The code I’m currently using is the following:

using BenchmarkTools

function f()

    n_elements = 50

    array_1 = [Int64.(rand(Int8,500)) for i in 1:n_elements]
    array_2 = [Int64.(rand(Int8,500)) for i in 1:n_elements]

    sum_target = Int64.(rand(Int8,500)) 

    solutions = Vector{Vector{Int64}}[]

    iterator_over_combinations  = Iterators.product(array_1,array_2)

    for combination in iterator_over_combinations
        if all(sum(combination) .== sum_target)
            push!(solutions, combination  )
        end
    end

    return solutions




end

The number of vector elements of array_1 and array_2 is here set to n_elements::Int64 = 50 in order for @btime to work, but in the real application I have like n_elements::Int64 = 10^11 and combine ten arrays instead of just two.

Right now I get:

julia> @btime f() ;
  2.587 ms (10205 allocations: 21.02 MiB)

Thank you very much in advance.

1 Like

You can (and should) remove all type assertions on the left hand sides. They do not help performance, but make the code harder to read.

1 Like

all(sum(combination) .== sum_target) This is really slow because you are computing all the equalities and then seeing if they are all true rather than only computing until you find a place where they aren’t equal.

4 Likes

The main issue is that all(sum(combination) .== sum_target) allocates two arrays at each iteration of the for loop, which ends up being very costly. You could instead do the comparisons lazily, in a way that fully avoids allocations. Most importantly, as @Oscar_Smith suggested, this would also allow you to terminate the computations as soon as there is a disagreement, instead of having to compute the whole sum before doing the comparisons.

Below are a few alternatives. Note that I have moved the allocation of the large arrays to outside of the function.

function f2(array_1, array_2, sum_target)
    solutions = Tuple{eltype(array_1), eltype(array_2)}[]

    iterator_over_combinations = Iterators.product(array_1, array_2)

    for combination in iterator_over_combinations
        if all(sum(combination) .== sum_target)
            push!(solutions, combination)
        end
    end

    solutions
end

function f3(array_1, array_2, sum_target)
    solutions = Tuple{eltype(array_1), eltype(array_2)}[]

    iterator_over_combinations = Iterators.product(array_1, array_2)

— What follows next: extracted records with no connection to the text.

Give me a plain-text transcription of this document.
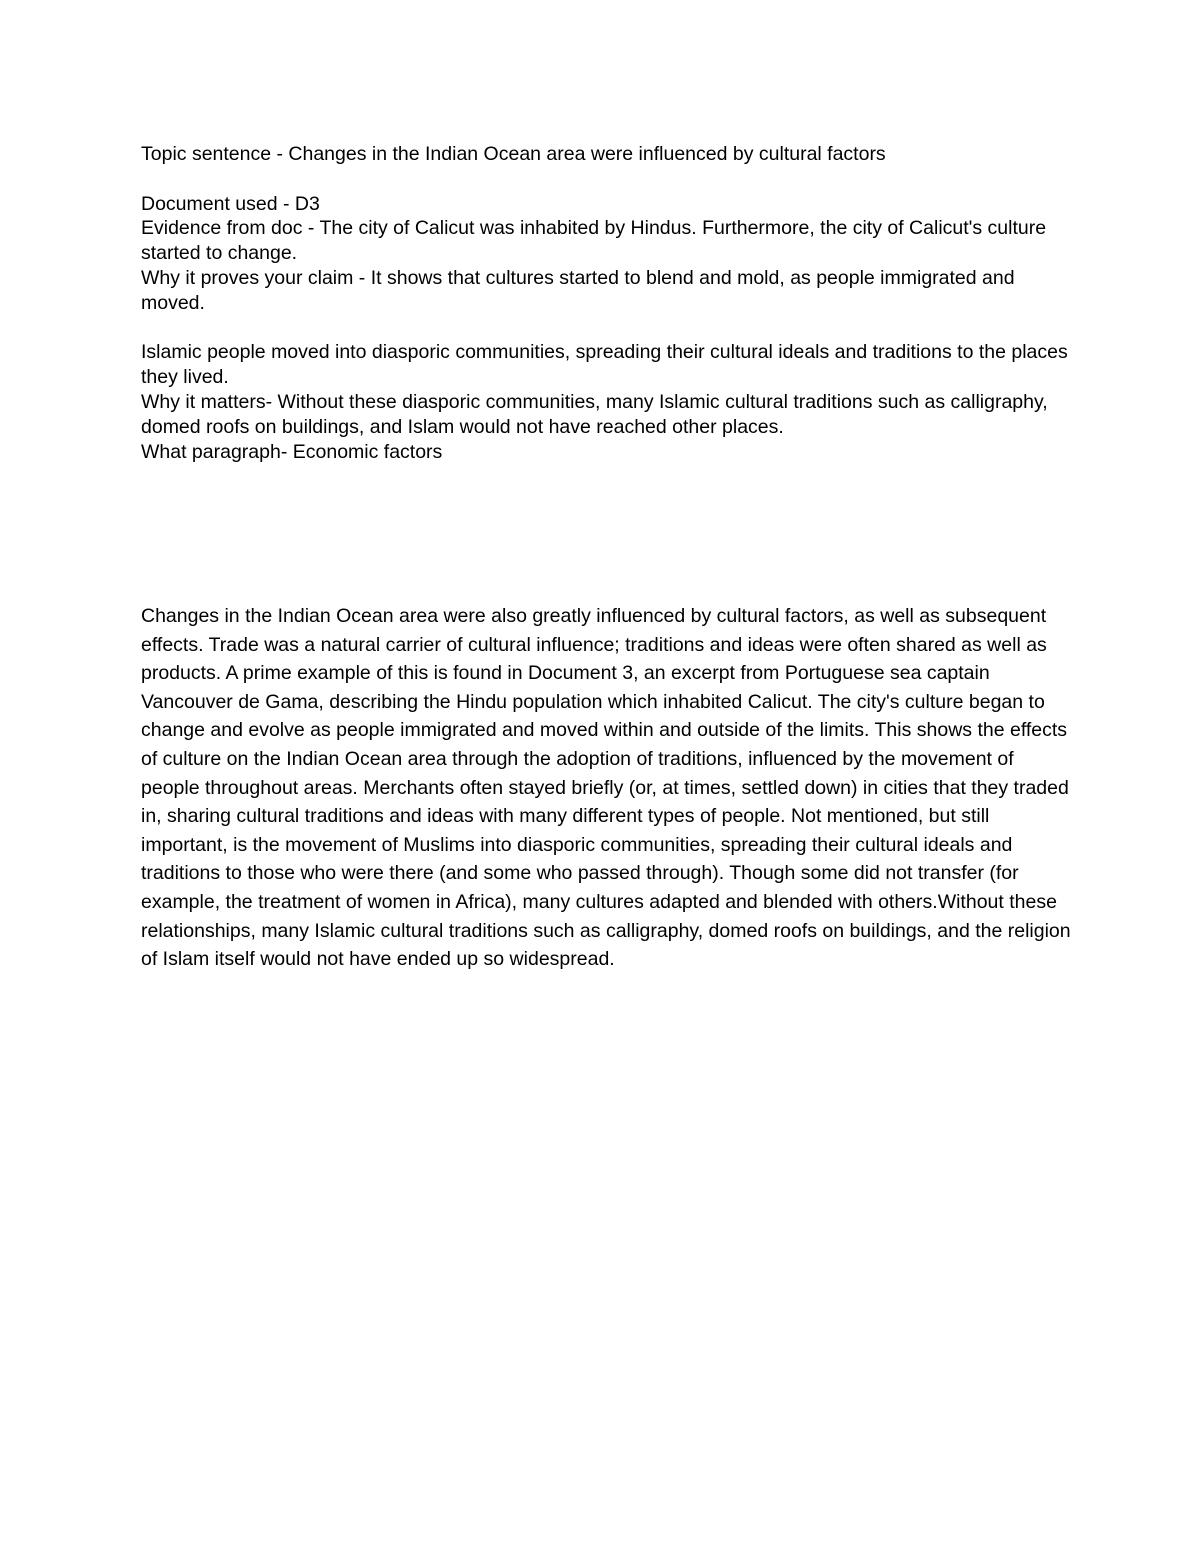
Topic sentence - Changes in the Indian Ocean area were influenced by cultural factors

Document used - D3

Evidence from doc - The city of Calicut was inhabited by Hindus. Furthermore, the city of Calicut's culture started to change.

Why it proves your claim - It shows that cultures started to blend and mold, as people immigrated and moved.

Islamic people moved into diasporic communities, spreading their cultural ideals and traditions to the places they lived.

Why it matters- Without these diasporic communities, many Islamic cultural traditions such as calligraphy, domed roofs on buildings, and Islam would not have reached other places.

What paragraph- Economic factors

Changes in the Indian Ocean area were also greatly influenced by cultural factors, as well as subsequent effects. Trade was a natural carrier of cultural influence; traditions and ideas were often shared as well as products. A prime example of this is found in Document 3, an excerpt from Portuguese sea captain Vancouver de Gama, describing the Hindu population which inhabited Calicut. The city's culture began to change and evolve as people immigrated and moved within and outside of the limits. This shows the effects of culture on the Indian Ocean area through the adoption of traditions, influenced by the movement of people throughout areas. Merchants often stayed briefly (or, at times, settled down) in cities that they traded in, sharing cultural traditions and ideas with many different types of people. Not mentioned, but still important, is the movement of Muslims into diasporic communities, spreading their cultural ideals and traditions to those who were there (and some who passed through). Though some did not transfer (for example, the treatment of women in Africa), many cultures adapted and blended with others.Without these relationships, many Islamic cultural traditions such as calligraphy, domed roofs on buildings, and the religion of Islam itself would not have ended up so widespread.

    for combination in iterator_over_combinations
        success = all(
            vs -> vs[1] + vs[2] == vs[3],
            zip(combination..., sum_target),
        )
        if success
            push!(solutions, combination)
        end
    end

    solutions
end

function f4(array_1, array_2, sum_target)
    solutions = Tuple{eltype(array_1), eltype(array_2)}[]

    iterator_over_combinations = Iterators.product(array_1, array_2)

    for combination in iterator_over_combinations
        success = true
        a, b = combination
        for i ∈ eachindex(sum_target)
            if a[i] + b[i] ≠ sum_target[i]
                success = false
                break
            end
        end
        if success
            push!(solutions, combination)
        end
    end

    solutions
end

n_elements = 50
m = 500
array_1 = [Int64.(rand(Int8, m)) for i in 1:n_elements]
array_2 = [Int64.(rand(Int8, m)) for i in 1:n_elements]
sum_target = Int64.(rand(Int8, m))

@btime f()  # 5.152 ms (10205 allocations: 20.98 MiB)

@btime f2($array_1, $array_2, $sum_target)  # 5.142 ms (10001 allocations: 20.52 MiB)
@btime f3($array_1, $array_2, $sum_target)  # 14.733 μs (1 allocation: 64 bytes)
@btime f4($array_1, $array_2, $sum_target)  # 10.009 μs (1 allocation: 64 bytes)

Note that f2 is nearly the same as f, and the performance is the same, while the f3 and f4 variants are almost 3 orders of magnitude faster. Moreover, f4 is (in my opinion) more readable and ends up being the fastest option.

5 Likes